Human beings generally take two stances to life – a constructive stance and a defensive stance. A constructive stance involves an approach that tends to accept reality, seek possibility, and focus on the best way forward. A defensive stance sees threat in situations and uses various strategies to repel or avoid that threat. Starting at an early age, when we become aware of threats to our safety and based on our experiences, we develop a tendency for one or the other and this establishes patterns of predictions related to those tendencies. For most people, unfortunately this results in a generally defensive stance in life.
These patterns of prediction manifest simulations and matching internal motion. For example, if we tend to predict threat then we will more often be in a defensive stance and be on guard. Our body’s resources will adjust for that. As a result, we tend to have patterns of affect associated with these stances and it is these patterns that we refer to as ‘moods’.
As we are always in some state of affect, even if that state is neutral, the implication is we are always in a mood. Generally, our mood sits in the background and we do not really notice much about how we feel. It is only when we focus on how we feel that we can identify our mood.

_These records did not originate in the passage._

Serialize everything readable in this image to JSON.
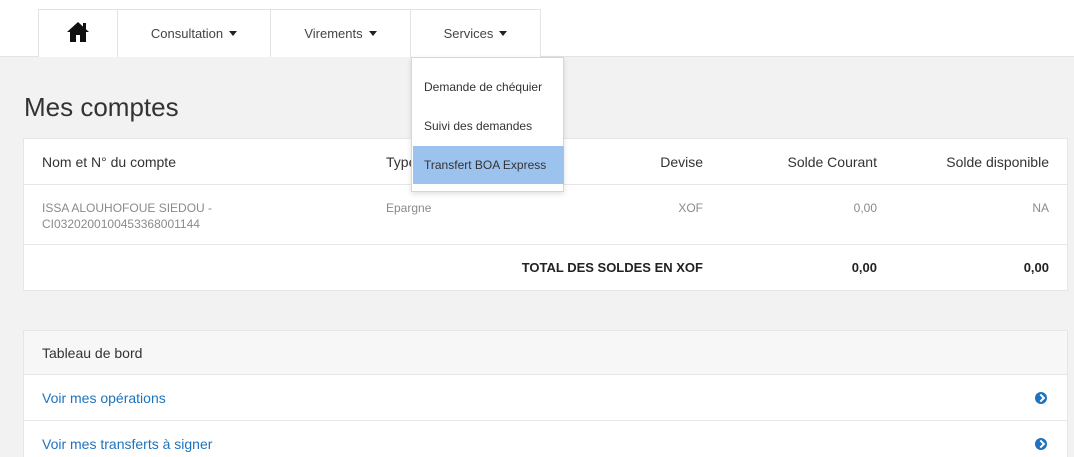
{
  "nav": {
    "consultation": "Consultation",
    "virements": "Virements",
    "services": "Services"
  },
  "services_menu": {
    "items": [
      "Demande de chéquier",
      "Suivi des demandes",
      "Transfert BOA Express"
    ],
    "active_index": 2
  },
  "page": {
    "title": "Mes comptes"
  },
  "accounts": {
    "headers": {
      "name": "Nom et N° du compte",
      "type": "Type",
      "devise": "Devise",
      "solde_courant": "Solde Courant",
      "solde_disponible": "Solde disponible"
    },
    "rows": [
      {
        "name_line1": "ISSA ALOUHOFOUE SIEDOU -",
        "name_line2": "CI0320200100453368001144",
        "type": "Epargne",
        "devise": "XOF",
        "solde_courant": "0,00",
        "solde_disponible": "NA"
      }
    ],
    "total": {
      "label": "TOTAL DES SOLDES EN XOF",
      "solde_courant": "0,00",
      "solde_disponible": "0,00"
    }
  },
  "dashboard": {
    "title": "Tableau de bord",
    "links": [
      "Voir mes opérations",
      "Voir mes transferts à signer"
    ]
  },
  "colors": {
    "link": "#1e73be",
    "menu_active": "#9cc3ee"
  }
}
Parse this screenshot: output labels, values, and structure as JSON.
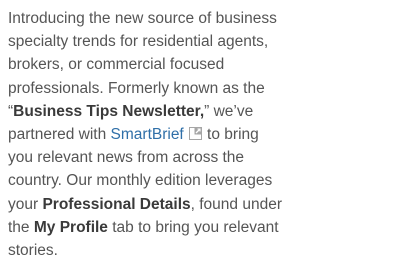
{
  "intro": {
    "lines": [
      "Introducing the new source of business",
      "specialty trends for residential agents,",
      "brokers, or commercial focused",
      "professionals. Formerly known as the"
    ],
    "quote_open": "“",
    "newsletter_name": "Business Tips Newsletter,",
    "quote_close": "” we’ve",
    "partnered_with": "partnered with ",
    "partner_link": "SmartBrief",
    "external_link_icon": "external-link-icon",
    "to_bring": " to bring",
    "lines2": [
      "you relevant news from across the",
      "country. Our monthly edition leverages"
    ],
    "your": "your ",
    "professional_details": "Professional Details",
    "found_under": ", found under",
    "the": "the ",
    "my_profile": "My Profile",
    "tab_text": " tab to bring you relevant",
    "last_line": "stories."
  },
  "colors": {
    "text": "#555555",
    "bold_text": "#3a3a3a",
    "link": "#2f6fa8",
    "icon": "#9a9a9a"
  }
}
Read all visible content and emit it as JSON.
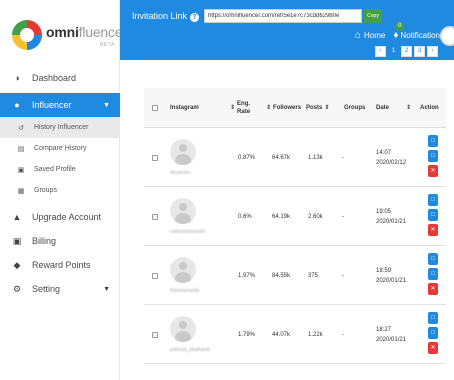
{
  "brand": {
    "name_bold": "omni",
    "name_light": "fluencer",
    "beta": "BETA"
  },
  "sidebar": {
    "items": [
      {
        "label": "Dashboard",
        "icon": "palette-icon"
      },
      {
        "label": "Influencer",
        "icon": "circle-icon"
      },
      {
        "label": "Upgrade Account",
        "icon": "megaphone-icon"
      },
      {
        "label": "Billing",
        "icon": "money-icon"
      },
      {
        "label": "Reward Points",
        "icon": "diamond-icon"
      },
      {
        "label": "Setting",
        "icon": "gear-icon"
      }
    ],
    "subitems": [
      {
        "label": "History Influencer",
        "icon": "history-icon"
      },
      {
        "label": "Compare History",
        "icon": "chart-icon"
      },
      {
        "label": "Saved Profile",
        "icon": "lock-icon"
      },
      {
        "label": "Groups",
        "icon": "briefcase-icon"
      }
    ]
  },
  "header": {
    "invitation_label": "Invitation Link",
    "invitation_url": "https://omnifluencer.com/ref/5e1e7c73cdd62980e",
    "copy_label": "Copy",
    "home_label": "Home",
    "notification_label": "Notification",
    "notification_count": "0",
    "pages": [
      "‹",
      "1",
      "2",
      "3",
      "›"
    ],
    "current_page": "1"
  },
  "table": {
    "columns": {
      "instagram": "Instagram",
      "eng_rate_1": "Eng.",
      "eng_rate_2": "Rate",
      "followers": "Followers",
      "posts": "Posts",
      "groups": "Groups",
      "date": "Date",
      "action": "Action"
    },
    "rows": [
      {
        "name": "dinatroko",
        "eng_rate": "0.87%",
        "followers": "64.67k",
        "posts": "1.13k",
        "groups": "-",
        "time": "14:07",
        "date": "2020/02/12"
      },
      {
        "name": "catherinesumitri",
        "eng_rate": "0.6%",
        "followers": "64.19k",
        "posts": "2.60k",
        "groups": "-",
        "time": "19:05",
        "date": "2020/01/21"
      },
      {
        "name": "febiolarosella",
        "eng_rate": "1.97%",
        "followers": "84.55k",
        "posts": "375",
        "groups": "-",
        "time": "18:59",
        "date": "2020/01/21"
      },
      {
        "name": "patricia_stephanie",
        "eng_rate": "1.79%",
        "followers": "44.07k",
        "posts": "1.22k",
        "groups": "-",
        "time": "18:27",
        "date": "2020/01/21"
      }
    ]
  },
  "colors": {
    "primary": "#1f8ae0",
    "success": "#43a047",
    "danger": "#e53935"
  }
}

However, this is not always the case and some moods such as depression and anxiety become quite consuming. To better understand this, let us return to affect and its constituents, valence, and arousal
Valence can be represented as a scale of pleasantness and unpleasantness and this points to whether we embrace or seek to reject our current experience. Remember, this is linked to interoception, which is indicating how replete or taxed are our body’s resources. The more taxed our body resources and the level of impact predicted on our body’s resources, the more unpleasant the experience. Our moods can exist on a wide range of pleasant or unpleasant experiences.
Arousal can also be represented on a scale and this points to how engaged we are with the world. As moods are in the background, in this work the level of arousal for a mood is defined as being in the low to medium range. The level and extent of arousal helps us distinguish between moods and emotions and is one aspect addressing the question of when does a mood become an emotion in terms of a human’s physiology.
Our moods are linked to our habitual patterns of predictions, which are linked to our core concerns. At any given time, those predictions speak to what we see is possible; what Rafael Echeverria called our ‘space of possibilities’. Our space of possibilities grows and shrinks in response to our predictions and represents an ongoing dynamic in our daily life. Our mood establishes the context for what we see as possible. The nature of our underlying stance will impact the sorts of possibilities we envisage. From a defensive stance, we will tend to focus on the possibility of loss. From a constructive stance, we will tend to focus on the what might enhance our life.
Our energy level also plays a significant role here. If we are low on energy, our predictions will occur in that context and tend us towards a more defensive stance. If our energy levels are high, it allows for a more engagement with the world and a constructive approach. This does not mean we cannot have defensive predictions when our energy levels are high, just that constructive ones become more likely.
So, to sum up:
- Moods are products of our habitual patterns of predicting and resultant simulations;
- Those predictions involve either a defensive or a constructive stance (attitude) to the world;
- These stances are related to our core concerns and predictions;
- Any simulations generate internal motion and the allocation of our body’s resources which, through our interoceptive network we perceive as affect – valance and arousal. Those sensations form the basis of what we term ‘moods’;
- Moods provide the context and a predisposition for how we make future predictions;
- Affect is ever-present and therefore so are moods;
- Moods are defined as our background emotional states;
- Moods generally exist in low to medium states of arousal;
- Our energy levels play a role in our predictions and therefore our stance to the world and our mood; and
- Our mood affects our space of possibilities.